Kritiker der Stresstests argumentierten, dass diese nicht streng genug waren. Es wurde bemängelt, dass sich die Tests nicht auf die Auswirkungen eines Ausfalls von Euro-Staatsanleihen erstreckten, d.h. dass die Preise von Staatspapieren in den Anlagebüchern (die den weit überwiegenden Teil der Staatsanleihebestände der Banken ausmachen) keiner Stressbelastung unterzogen wurden. Ausserdem wurde kritisiert, dass sich die Tests auf die bestehenden Kernkapitalquoten bezogen statt auf das strenger definierte „harte Kernkapital", wenngleich die Unterscheidung nur in einigen Ländern relevant ist. Trotz der Kritik begrüssten die Märkte die grössere Transparenz, die durch die Tests geschaffen wurde, und insbesondere die einheitlichen Daten zu den Beständen der einzelnen Banken an Staatsanleihen der EU-Länder.

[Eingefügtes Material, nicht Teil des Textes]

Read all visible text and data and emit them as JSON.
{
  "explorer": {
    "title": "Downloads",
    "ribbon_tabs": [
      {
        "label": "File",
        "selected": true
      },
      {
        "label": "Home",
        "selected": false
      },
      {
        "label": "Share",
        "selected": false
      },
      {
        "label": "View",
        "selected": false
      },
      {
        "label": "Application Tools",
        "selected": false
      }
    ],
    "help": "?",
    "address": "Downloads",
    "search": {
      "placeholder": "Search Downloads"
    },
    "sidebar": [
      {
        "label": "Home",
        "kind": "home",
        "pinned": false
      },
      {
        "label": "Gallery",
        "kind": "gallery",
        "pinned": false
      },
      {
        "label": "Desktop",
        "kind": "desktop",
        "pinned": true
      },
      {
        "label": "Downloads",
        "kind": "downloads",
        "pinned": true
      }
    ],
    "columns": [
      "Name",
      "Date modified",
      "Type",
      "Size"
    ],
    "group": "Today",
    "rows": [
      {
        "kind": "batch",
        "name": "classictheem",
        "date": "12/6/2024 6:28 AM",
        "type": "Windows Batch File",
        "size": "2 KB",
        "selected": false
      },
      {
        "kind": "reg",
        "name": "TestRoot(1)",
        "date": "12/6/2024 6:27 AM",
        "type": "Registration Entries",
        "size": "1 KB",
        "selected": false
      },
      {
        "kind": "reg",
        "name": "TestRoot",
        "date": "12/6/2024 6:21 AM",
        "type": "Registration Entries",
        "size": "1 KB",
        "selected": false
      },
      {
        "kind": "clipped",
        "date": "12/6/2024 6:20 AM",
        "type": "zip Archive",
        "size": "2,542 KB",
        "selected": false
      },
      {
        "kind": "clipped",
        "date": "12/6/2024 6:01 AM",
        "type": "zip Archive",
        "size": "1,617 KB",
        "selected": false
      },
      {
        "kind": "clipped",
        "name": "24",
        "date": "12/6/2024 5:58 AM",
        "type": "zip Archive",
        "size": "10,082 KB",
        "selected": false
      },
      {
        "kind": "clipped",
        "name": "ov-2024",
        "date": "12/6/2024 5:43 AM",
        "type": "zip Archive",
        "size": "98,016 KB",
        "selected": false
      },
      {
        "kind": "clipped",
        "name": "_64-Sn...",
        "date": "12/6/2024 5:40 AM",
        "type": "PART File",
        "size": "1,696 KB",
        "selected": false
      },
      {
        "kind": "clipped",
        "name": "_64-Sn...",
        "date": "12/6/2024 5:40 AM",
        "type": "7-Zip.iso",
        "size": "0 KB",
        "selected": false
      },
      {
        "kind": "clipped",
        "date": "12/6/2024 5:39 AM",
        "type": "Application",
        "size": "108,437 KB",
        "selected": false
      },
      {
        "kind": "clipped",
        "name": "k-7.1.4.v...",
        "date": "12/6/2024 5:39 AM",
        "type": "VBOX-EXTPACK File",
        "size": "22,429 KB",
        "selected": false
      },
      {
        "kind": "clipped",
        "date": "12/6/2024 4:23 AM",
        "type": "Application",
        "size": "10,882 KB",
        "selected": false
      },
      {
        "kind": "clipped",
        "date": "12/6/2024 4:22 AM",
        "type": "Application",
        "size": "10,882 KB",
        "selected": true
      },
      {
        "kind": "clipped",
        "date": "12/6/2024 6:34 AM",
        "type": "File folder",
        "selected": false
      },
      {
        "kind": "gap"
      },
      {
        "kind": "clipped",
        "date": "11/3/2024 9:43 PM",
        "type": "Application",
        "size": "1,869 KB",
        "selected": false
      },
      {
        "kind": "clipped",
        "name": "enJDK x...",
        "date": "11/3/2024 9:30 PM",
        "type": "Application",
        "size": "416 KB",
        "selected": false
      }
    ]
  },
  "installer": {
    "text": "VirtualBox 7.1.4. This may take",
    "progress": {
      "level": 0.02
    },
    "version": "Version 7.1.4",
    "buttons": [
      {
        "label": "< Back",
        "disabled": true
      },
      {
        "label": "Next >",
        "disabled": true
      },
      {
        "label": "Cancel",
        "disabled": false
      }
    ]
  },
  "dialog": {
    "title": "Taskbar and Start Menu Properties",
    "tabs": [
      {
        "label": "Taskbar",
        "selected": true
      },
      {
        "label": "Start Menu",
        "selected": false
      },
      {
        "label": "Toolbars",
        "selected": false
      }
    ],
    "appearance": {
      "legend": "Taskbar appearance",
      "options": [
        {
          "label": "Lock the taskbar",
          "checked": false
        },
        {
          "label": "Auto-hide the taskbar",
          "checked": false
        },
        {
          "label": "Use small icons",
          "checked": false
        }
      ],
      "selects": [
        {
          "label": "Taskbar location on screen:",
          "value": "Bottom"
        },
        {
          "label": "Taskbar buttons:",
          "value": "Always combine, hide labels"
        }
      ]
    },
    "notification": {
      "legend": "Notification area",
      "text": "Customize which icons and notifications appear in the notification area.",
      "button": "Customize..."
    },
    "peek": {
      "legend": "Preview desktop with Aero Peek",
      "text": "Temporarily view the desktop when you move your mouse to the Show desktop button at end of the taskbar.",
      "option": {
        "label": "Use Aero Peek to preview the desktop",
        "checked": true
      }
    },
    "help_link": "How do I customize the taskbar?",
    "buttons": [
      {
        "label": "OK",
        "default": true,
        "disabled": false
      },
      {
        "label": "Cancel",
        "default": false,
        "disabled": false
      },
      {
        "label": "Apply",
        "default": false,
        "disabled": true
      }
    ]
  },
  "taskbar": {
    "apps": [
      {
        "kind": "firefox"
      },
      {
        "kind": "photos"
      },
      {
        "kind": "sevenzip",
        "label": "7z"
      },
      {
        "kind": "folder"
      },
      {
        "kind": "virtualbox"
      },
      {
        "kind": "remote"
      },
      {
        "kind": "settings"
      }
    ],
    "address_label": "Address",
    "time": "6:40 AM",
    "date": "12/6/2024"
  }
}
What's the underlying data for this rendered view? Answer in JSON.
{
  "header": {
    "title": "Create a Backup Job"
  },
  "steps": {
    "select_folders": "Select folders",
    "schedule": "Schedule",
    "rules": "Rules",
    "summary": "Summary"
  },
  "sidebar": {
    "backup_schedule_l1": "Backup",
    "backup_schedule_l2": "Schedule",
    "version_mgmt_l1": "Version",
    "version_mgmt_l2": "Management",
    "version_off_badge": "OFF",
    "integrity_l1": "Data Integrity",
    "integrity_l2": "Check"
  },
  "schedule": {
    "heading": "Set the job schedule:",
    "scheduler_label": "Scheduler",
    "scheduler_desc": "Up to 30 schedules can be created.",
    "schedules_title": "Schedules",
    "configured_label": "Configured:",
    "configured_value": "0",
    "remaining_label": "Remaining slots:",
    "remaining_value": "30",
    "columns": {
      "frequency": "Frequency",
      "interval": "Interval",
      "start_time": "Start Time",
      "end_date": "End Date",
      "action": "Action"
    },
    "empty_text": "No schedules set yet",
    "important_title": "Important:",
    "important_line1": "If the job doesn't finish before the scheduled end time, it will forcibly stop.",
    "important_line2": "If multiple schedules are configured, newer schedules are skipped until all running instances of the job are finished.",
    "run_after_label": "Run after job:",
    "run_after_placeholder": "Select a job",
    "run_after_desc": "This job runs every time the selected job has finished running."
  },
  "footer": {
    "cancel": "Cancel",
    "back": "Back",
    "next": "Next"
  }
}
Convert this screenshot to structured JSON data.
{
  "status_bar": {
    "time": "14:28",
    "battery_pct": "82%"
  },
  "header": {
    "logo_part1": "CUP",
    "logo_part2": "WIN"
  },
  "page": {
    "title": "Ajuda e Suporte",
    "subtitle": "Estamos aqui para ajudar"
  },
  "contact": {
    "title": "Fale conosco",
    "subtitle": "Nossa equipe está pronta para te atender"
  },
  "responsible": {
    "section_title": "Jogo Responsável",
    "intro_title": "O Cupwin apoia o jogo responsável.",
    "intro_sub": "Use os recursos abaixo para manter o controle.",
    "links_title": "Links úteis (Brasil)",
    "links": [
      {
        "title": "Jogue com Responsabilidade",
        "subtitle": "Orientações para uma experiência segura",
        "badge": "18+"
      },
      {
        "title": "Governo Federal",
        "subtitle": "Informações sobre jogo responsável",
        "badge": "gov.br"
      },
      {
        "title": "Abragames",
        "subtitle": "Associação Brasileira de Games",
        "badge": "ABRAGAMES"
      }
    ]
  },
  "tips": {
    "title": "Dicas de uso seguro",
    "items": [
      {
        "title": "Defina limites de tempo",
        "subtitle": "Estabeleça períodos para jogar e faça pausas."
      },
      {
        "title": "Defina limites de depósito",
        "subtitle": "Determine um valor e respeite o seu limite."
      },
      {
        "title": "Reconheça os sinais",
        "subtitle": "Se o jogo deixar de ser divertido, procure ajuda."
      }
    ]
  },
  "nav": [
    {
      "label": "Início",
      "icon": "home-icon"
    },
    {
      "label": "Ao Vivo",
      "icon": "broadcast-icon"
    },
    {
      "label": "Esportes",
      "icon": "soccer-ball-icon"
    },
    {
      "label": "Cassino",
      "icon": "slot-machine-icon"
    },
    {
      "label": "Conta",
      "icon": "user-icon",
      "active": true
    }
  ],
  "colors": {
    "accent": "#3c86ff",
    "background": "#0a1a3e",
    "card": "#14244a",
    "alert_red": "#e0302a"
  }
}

In den Wochen vor der Veröffentlichung der Ergebnisse der EU-weiten Stresstests entwickelten sich Bankaktien besser als die marktbreiten Indizes, und die CDS-Spreads der Banken verringerten sich - möglicherweise in Erwartung positiver Testergebnisse. Die Reaktion der Märkte unmittelbar nach der Bekanntgabe der offiziellen Resultate war positiv: Die Aktienkurse der europäischen Banken stiegen um 2%, und ihre CDS-Spreads gingen am ersten Handelstag nach der Veröffentlichung um 10 bis 15 Basispunkte zurück. Dieser Trend setzte sich in den darauffolgenden Wochen fort; allerdings lässt sich der Stresstesteffekt nicht von der Reaktion der Märkte auf das aktualisierte Reformpaket des Basler Ausschusses für Bankenaufsicht in Bezug auf Kapital- und Liquiditätsanforderungen trennen. Zudem gaben einige Banken in dieser Zeit positive Gewinnmeldungen bekannt. Angaben zufolge hat sich der Zugang zur marktbasierten Finanzierung nach der Veröffentlichung der Testergebnisse für die grössten Banken verbessert. Im Einklang damit haben sich die Anleiheemissionen der europäischen Banken, vor allem der grössten spanischen Institute, belebt. Vereinzelte Berichte lassen jedoch darauf schliessen, dass die Finanzierungsbedingungen für mittlere und kleinere Banken weiterhin schwierig sind.